Entonces aparece doña María, la mujer del doctor, a ver qué pasa y mira a Pepe que está allí en un
rincón medio escondido y mira hacia Anita que acarice a su hermano. Doña María se dirigió a Anita
con los dientes apretados y con una voz que salía cortante entre aquellos dientes. Le dijo,
vayase usted de aquí zorra. Pepe fue el que salió de la habitación de prisa con la cabeza gacha
escondiéndose detrás de las criadas. Anita en cambio levantó sus ojos brillantes y sus
severas cejas fruncidas hacia doña María. Anita dice que se irá cuando lo diga el médico y
doña María le contesta que no se crea que va a atrapar a su hijo. Crispa la cara con rabia y le da
una tremenda bofetada a Anita y luego grita en un ataque de histerismo que echen aquella mala mujer
de allí. Todas las criadas empujan a Anita que se deja llevar y sacar fuera de la puerta de la
consulta. El que pone paz es el doctor sacando a su mujer de la consulta suavemente. Carlos se ha
roto el brazo. El verano se había centrado ahora alrededor de Carlos. Eugenio Soto se presentó en
la finca del inglés al día siguiente de la caída del muchacho y para Martín fue un motivo
de orgullo. Esta gentileza de su padre y la seguridad que dio a Fru Fru de que don Clemente era un
médico notable y que podía enfiarse en todo de su opinión sobre lo que había que hacer a Carlos.

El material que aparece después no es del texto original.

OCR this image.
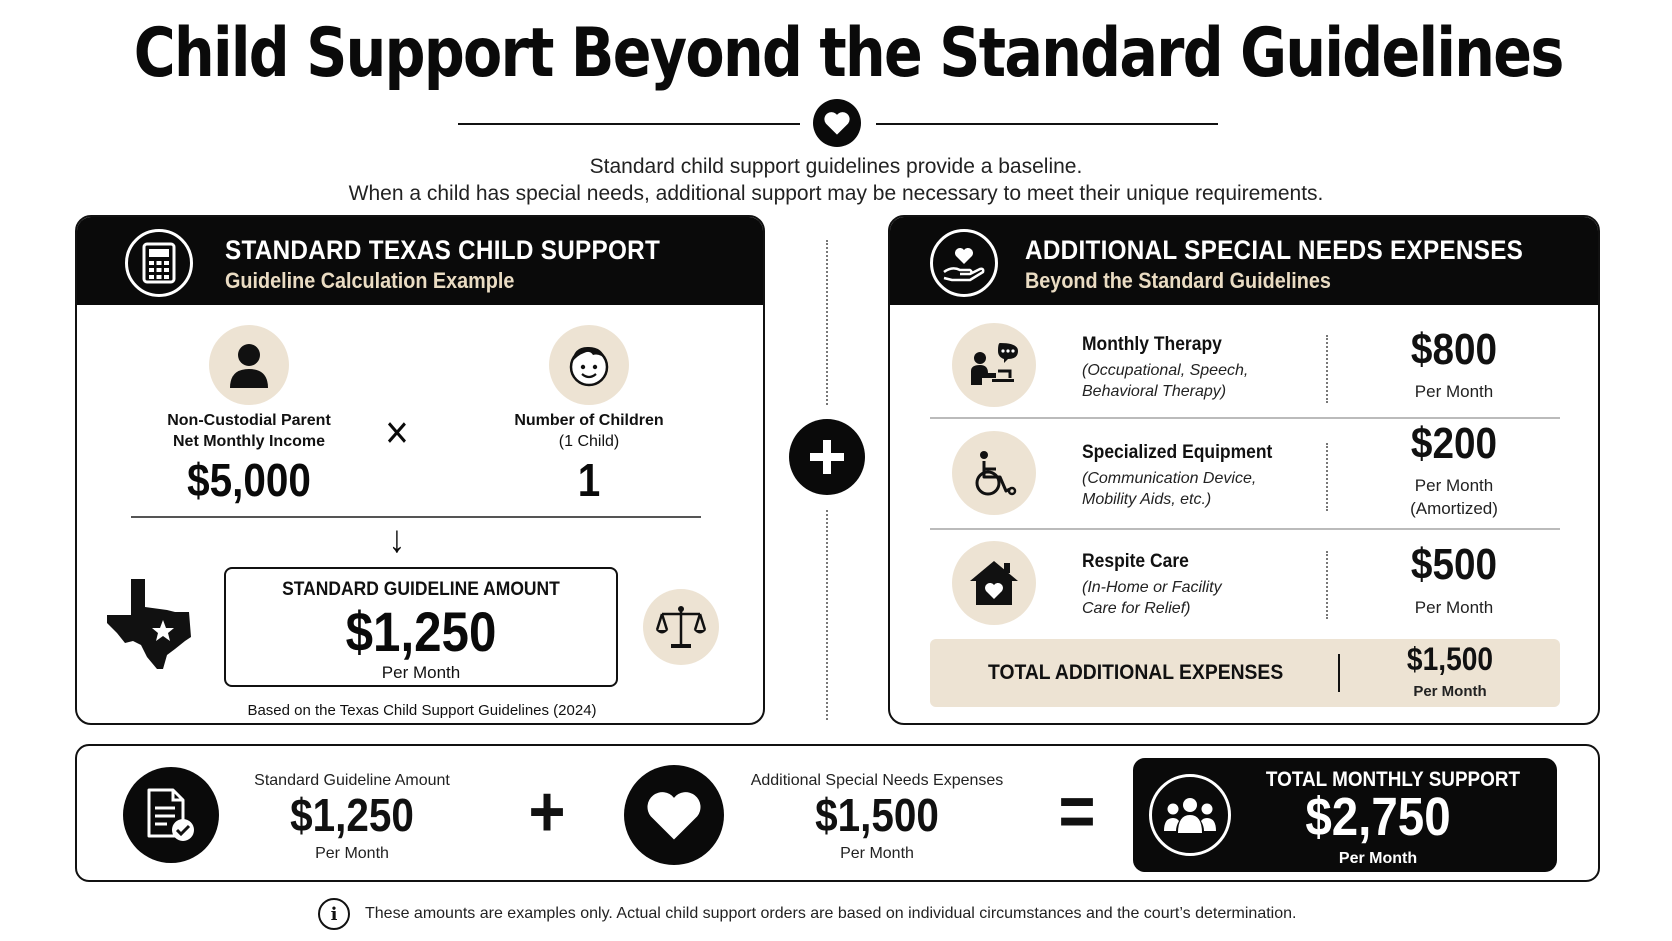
Child Support Beyond the Standard Guidelines
Standard child support guidelines provide a baseline.
When a child has special needs, additional support may be necessary to meet their unique requirements.
STANDARD TEXAS CHILD SUPPORT
Guideline Calculation Example
Non-Custodial Parent
Net Monthly Income
$5,000
×	Number of Children
(1 Child)
1
↓
STANDARD GUIDELINE AMOUNT
$1,250
Per Month
Based on the Texas Child Support Guidelines (2024)
ADDITIONAL SPECIAL NEEDS EXPENSES
Beyond the Standard Guidelines
Monthly Therapy
(Occupational, Speech,
Behavioral Therapy)
$800
Per Month
Specialized Equipment
(Communication Device,
Mobility Aids, etc.)
$200
Per Month
(Amortized)
Respite Care
(In-Home or Facility
Care for Relief)
$500
Per Month
TOTAL ADDITIONAL EXPENSES	$1,500
Per Month
Standard Guideline Amount
$1,250
Per Month
+	Additional Special Needs Expenses
$1,500
Per Month
=	TOTAL MONTHLY SUPPORT
$2,750
Per Month
i	These amounts are examples only. Actual child support orders are based on individual circumstances and the court’s determination.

También se ofreció a llamar por teléfono a don Clemente desde la batería siempre que ellos
quisieran. Eso sí, Eugenio no volvió a visitar a Carlos nunca más y Martín sospecha que Adela
fue quien se lo prohibió. Don Clemente sigue acude a menudo a ver a Carlos y Martín nota que casi
no puede apartar los ojos de Anita que termina acompañando a don Clemente hasta el portón
perdiéndose junto a él entre los pinos. Martín y Anita se bañan juntos por las mañanas pero sin
alejarse de la finca del inglés para estar más cerca de Carlos que se niega a bajar a la playa
al no poder meterse en el mar. Por las tardes pasean a veces los tres amigos juntos a veces se quedan
en el pinar de la finca y siempre a la caída de la tarde se reúnen a charlar alrededor de frufru.

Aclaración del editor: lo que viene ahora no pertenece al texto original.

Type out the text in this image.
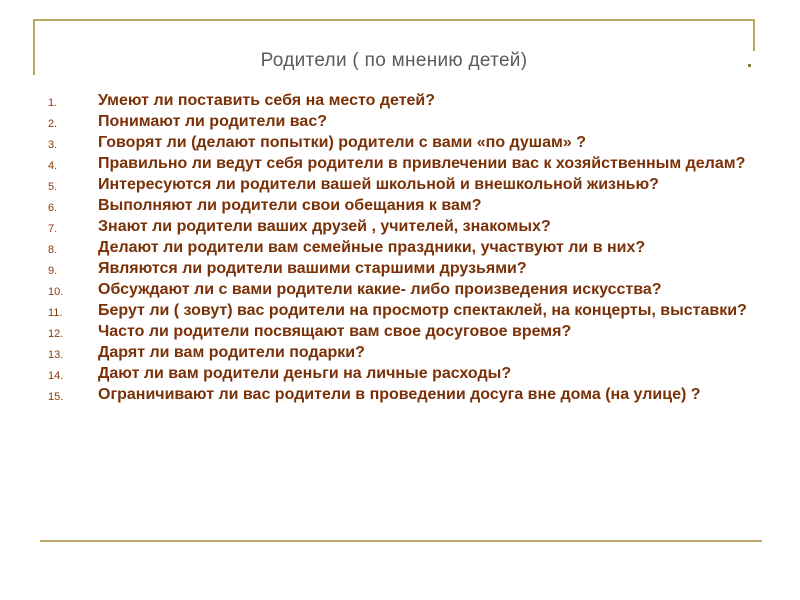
Родители ( по мнению детей)
1.	Умеют ли поставить себя на место детей?
2.	Понимают ли родители вас?
3.	Говорят ли (делают попытки) родители с вами «по душам» ?
4.	Правильно ли ведут себя родители в привлечении вас к хозяйственным делам?
5.	Интересуются ли родители вашей школьной и внешкольной жизнью?
6.	Выполняют ли родители свои обещания к вам?
7.	Знают ли родители ваших друзей , учителей, знакомых?
8.	Делают ли родители вам семейные праздники, участвуют ли в них?
9.	Являются ли родители вашими старшими друзьями?
10.	Обсуждают ли с вами родители какие- либо произведения искусства?
11.	Берут ли ( зовут) вас родители на просмотр спектаклей, на концерты, выставки?
12.	Часто ли родители посвящают вам свое досуговое время?
13.	Дарят ли вам родители подарки?
14.	Дают ли вам родители деньги на личные расходы?
15.	Ограничивают ли вас родители в проведении досуга вне дома (на улице) ?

Aquella reunión es tomaron un interés enorme cuando a Eugenio Soto les regalaron un cachorro
de perro lobo y Martín lo llevó cada tarde a casa de sus amigos. Cuando lobo estaba con ellos,
los tres chicos se sentían casi también tan descuidados y tan alegres como el verano anterior.
Lobo, según decía Martín, tenía algo especial, una vitalidad que le hacía parecer de la familia
Corsi. Una tarde lobo sube las escaleras que llevan al cuarto de la torre y empieza a olisquear,
arañar y ladrar junto a la puerta de aquella habitación. Carmen, la guardesa, grita al
pie de la escalera realmente enfadada mandándoles que bajen de allí. Carlos les cuenta que ha vuelto
a escuchar pasos y ruidos de muebles arriba. Poco después lobo aparece muerto. Alguien le ha echado
carne con cristales molidos dentro igual que al perro de caza de Corsi el primer verano. Anita se
lo toma a la tremenda. El día que Cirilo, el asistente de Eugenio, va a enterrar al perro,
le acompañan los tres amigos. Anita lleva un velo negro que ha cogido de su casa. Cirilo se ríe de ella.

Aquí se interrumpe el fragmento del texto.